While I’m no fan of AI, that has nothing to do with it. Adding AI to error detection suites is (mostly) fine so long as you don’t remove more tradional methods like code review, manually set up unit tests, and properly reviewing each failed test instead of just letting the AI slop in a patch.
My point is that any test you add to an existing codebase is going to catch a decent number of issues at first, then over time it will drop off as pre-existing issues get resolved. Then you’ll be left with the lower rate of new issues from updates.
AI isn’t a silver bullet. It (sometimes) is another tool in the toolbox.
irmadlad@lemmy.world
Tangent5280@lemmy.world 3 days ago
If you pay attention you can hear a hundred NSA assholes tear their hair out
20 years of hoarding CVEs down the drain.

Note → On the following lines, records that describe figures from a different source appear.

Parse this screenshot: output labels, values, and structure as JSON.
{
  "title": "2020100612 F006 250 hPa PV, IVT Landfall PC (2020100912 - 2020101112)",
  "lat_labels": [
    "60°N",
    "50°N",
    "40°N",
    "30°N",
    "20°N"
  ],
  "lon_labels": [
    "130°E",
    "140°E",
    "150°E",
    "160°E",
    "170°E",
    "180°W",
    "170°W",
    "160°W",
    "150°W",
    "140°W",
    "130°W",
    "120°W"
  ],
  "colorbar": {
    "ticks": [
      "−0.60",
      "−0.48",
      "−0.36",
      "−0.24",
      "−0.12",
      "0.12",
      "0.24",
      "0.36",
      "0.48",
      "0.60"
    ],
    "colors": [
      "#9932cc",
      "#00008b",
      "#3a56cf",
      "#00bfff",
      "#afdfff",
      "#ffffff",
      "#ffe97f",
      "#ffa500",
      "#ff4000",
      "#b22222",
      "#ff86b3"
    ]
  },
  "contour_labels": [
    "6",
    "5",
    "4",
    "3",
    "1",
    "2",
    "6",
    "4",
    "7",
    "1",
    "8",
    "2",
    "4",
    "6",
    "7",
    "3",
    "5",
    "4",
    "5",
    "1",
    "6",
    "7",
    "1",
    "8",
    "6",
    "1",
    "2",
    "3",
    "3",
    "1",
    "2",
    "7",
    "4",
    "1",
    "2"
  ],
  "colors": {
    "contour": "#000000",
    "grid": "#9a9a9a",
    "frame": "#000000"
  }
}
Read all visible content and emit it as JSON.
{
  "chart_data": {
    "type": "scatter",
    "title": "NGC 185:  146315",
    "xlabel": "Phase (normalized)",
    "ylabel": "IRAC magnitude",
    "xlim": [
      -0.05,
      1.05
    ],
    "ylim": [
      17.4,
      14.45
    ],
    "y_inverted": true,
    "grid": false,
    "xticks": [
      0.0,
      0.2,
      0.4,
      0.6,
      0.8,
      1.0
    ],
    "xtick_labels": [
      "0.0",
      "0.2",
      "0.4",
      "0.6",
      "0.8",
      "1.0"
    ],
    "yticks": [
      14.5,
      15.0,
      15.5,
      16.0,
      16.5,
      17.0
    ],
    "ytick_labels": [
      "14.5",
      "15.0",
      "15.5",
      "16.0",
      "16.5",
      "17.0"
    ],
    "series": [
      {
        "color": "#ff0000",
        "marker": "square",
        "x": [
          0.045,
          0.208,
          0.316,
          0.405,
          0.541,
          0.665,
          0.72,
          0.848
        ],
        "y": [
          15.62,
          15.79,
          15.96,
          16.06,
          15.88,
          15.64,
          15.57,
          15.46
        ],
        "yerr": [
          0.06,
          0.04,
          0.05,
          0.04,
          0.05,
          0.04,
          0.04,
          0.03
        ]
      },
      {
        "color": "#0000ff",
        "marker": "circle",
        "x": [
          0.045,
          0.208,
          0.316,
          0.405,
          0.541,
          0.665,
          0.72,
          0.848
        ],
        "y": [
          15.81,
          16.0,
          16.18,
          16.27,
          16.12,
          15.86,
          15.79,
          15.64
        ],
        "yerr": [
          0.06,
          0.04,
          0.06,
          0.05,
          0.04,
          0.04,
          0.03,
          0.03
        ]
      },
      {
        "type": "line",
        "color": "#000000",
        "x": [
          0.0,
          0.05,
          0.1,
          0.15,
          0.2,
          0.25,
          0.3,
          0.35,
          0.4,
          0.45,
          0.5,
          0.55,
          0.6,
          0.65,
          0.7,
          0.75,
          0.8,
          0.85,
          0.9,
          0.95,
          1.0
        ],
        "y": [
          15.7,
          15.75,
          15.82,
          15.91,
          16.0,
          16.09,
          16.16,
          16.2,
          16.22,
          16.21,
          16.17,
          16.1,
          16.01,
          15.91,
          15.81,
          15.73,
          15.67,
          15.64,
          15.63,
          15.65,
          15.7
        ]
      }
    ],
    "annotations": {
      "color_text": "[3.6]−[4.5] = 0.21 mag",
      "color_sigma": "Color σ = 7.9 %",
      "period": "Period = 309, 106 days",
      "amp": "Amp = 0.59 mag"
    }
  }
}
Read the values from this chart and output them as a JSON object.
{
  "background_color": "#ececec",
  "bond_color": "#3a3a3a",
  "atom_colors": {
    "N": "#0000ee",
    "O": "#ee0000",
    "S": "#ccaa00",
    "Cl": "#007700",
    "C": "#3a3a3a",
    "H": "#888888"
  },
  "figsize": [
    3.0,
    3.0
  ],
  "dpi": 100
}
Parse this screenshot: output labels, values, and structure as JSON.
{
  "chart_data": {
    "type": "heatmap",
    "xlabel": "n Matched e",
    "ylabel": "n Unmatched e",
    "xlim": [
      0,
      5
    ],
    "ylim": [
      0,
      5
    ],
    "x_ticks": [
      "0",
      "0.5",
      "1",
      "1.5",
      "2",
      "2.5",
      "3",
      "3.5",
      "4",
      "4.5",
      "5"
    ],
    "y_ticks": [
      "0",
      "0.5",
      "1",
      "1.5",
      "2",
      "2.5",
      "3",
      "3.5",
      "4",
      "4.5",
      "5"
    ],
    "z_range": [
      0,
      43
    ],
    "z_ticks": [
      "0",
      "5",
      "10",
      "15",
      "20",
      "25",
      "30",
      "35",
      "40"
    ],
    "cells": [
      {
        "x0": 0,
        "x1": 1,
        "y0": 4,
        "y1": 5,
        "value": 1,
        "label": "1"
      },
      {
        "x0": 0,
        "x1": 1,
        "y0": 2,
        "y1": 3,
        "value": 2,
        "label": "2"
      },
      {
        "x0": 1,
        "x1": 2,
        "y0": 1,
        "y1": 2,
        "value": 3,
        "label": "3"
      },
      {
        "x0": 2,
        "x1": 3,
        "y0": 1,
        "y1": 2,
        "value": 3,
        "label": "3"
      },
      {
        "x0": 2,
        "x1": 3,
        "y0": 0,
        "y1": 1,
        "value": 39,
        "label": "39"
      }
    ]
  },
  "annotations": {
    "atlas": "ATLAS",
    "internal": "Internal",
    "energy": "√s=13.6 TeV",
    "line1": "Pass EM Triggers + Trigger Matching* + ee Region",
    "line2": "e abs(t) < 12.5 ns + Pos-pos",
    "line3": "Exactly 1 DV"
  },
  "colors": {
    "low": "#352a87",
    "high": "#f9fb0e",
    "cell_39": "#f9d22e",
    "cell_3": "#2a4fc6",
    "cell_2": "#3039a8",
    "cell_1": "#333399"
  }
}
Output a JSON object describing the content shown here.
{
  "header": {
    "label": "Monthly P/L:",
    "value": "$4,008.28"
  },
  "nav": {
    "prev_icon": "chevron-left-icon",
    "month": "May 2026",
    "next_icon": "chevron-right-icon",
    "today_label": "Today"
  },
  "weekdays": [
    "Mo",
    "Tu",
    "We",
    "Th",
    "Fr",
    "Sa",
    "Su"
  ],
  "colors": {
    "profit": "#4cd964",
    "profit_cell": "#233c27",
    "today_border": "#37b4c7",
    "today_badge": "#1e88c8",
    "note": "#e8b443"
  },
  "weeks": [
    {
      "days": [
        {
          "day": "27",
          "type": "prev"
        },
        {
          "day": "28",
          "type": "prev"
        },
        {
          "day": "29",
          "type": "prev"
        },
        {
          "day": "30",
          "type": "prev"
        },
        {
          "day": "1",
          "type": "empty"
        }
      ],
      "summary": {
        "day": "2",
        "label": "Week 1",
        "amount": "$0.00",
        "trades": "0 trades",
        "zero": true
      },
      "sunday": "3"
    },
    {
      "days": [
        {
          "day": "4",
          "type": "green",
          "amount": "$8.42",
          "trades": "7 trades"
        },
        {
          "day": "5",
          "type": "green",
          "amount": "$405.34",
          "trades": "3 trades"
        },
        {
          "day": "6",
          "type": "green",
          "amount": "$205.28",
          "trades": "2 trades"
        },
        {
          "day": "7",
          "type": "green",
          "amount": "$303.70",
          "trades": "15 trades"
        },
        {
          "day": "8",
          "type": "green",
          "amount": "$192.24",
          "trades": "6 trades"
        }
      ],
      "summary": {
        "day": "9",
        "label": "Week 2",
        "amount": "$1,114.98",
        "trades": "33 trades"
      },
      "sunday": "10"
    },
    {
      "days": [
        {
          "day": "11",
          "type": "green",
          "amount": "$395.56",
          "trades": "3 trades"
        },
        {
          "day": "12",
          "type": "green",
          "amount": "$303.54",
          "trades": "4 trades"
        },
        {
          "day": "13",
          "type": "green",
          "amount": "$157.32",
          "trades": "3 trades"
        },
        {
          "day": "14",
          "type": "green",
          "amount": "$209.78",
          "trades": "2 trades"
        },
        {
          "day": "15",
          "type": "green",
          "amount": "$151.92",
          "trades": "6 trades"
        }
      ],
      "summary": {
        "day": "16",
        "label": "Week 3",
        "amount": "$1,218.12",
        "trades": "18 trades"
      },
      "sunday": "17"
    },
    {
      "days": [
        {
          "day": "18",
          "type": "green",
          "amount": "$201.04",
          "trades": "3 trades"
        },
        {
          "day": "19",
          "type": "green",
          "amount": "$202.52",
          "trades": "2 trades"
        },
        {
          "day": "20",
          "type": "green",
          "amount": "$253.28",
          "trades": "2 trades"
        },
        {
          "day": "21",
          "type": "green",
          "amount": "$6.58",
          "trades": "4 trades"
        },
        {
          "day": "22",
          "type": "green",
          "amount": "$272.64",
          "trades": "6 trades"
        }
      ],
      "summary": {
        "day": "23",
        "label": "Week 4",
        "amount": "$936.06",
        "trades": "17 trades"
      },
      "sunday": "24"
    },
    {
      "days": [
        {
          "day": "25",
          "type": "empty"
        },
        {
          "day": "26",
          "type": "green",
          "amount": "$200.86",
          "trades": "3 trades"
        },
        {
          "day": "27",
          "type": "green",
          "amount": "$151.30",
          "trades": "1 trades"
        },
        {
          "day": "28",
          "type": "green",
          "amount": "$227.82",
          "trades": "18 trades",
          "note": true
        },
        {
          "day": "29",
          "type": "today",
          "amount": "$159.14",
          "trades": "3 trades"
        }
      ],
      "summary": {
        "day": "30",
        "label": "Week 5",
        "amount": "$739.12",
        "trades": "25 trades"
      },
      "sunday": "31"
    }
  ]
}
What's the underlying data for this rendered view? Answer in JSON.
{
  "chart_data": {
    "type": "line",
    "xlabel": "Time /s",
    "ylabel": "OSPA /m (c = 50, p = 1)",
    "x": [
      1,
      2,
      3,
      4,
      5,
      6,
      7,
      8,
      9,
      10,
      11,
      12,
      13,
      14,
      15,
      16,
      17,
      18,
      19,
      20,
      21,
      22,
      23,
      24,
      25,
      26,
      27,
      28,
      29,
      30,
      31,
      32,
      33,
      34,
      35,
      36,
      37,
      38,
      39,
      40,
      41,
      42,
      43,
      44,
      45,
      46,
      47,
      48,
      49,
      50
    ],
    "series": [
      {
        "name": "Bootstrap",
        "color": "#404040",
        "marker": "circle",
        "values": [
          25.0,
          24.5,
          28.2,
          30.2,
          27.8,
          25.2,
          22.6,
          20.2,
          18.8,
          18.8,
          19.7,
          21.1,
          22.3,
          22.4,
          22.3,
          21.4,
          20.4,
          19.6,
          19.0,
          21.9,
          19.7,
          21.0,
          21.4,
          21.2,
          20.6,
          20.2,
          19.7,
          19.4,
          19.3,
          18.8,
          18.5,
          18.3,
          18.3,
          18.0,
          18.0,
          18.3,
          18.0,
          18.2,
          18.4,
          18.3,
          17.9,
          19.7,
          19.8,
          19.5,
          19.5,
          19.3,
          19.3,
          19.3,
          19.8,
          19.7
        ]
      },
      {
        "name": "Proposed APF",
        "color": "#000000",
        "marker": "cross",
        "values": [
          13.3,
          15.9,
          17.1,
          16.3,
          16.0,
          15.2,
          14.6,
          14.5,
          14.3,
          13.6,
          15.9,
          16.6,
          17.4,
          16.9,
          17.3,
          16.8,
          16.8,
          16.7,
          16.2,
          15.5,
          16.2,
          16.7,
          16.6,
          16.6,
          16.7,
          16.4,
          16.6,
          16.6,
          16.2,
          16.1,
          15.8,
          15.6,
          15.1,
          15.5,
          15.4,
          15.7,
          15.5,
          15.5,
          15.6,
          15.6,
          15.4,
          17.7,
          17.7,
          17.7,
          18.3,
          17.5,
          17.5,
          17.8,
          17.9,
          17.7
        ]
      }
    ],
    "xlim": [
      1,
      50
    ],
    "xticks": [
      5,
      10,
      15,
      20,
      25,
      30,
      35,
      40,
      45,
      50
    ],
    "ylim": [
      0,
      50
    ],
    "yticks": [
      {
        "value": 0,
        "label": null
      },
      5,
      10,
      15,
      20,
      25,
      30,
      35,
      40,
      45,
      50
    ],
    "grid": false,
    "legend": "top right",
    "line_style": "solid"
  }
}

Now they’ll never be able to gg ez their way into any countey and will have to actually use their bribery budget to get more implants lol.
sp3ctr4l@lemmy.dbzer0.com 3 days ago
Which means the new paradigm will be ‘every piece of hardware is a supply chain attack.’
panda_abyss@lemmy.ca 10 hours ago
This is why they restrict Mythos and similar.
They want the vulnerability machine, and they don’t want you to have it.
chicken@lemmy.dbzer0.com 2 days ago
You don’t think frontier AI models are leaving some out deliberately?
Reannlegge@lemmy.ca 2 days ago
If they leave it out someone else will find it, the days of leaving things out deliberately past.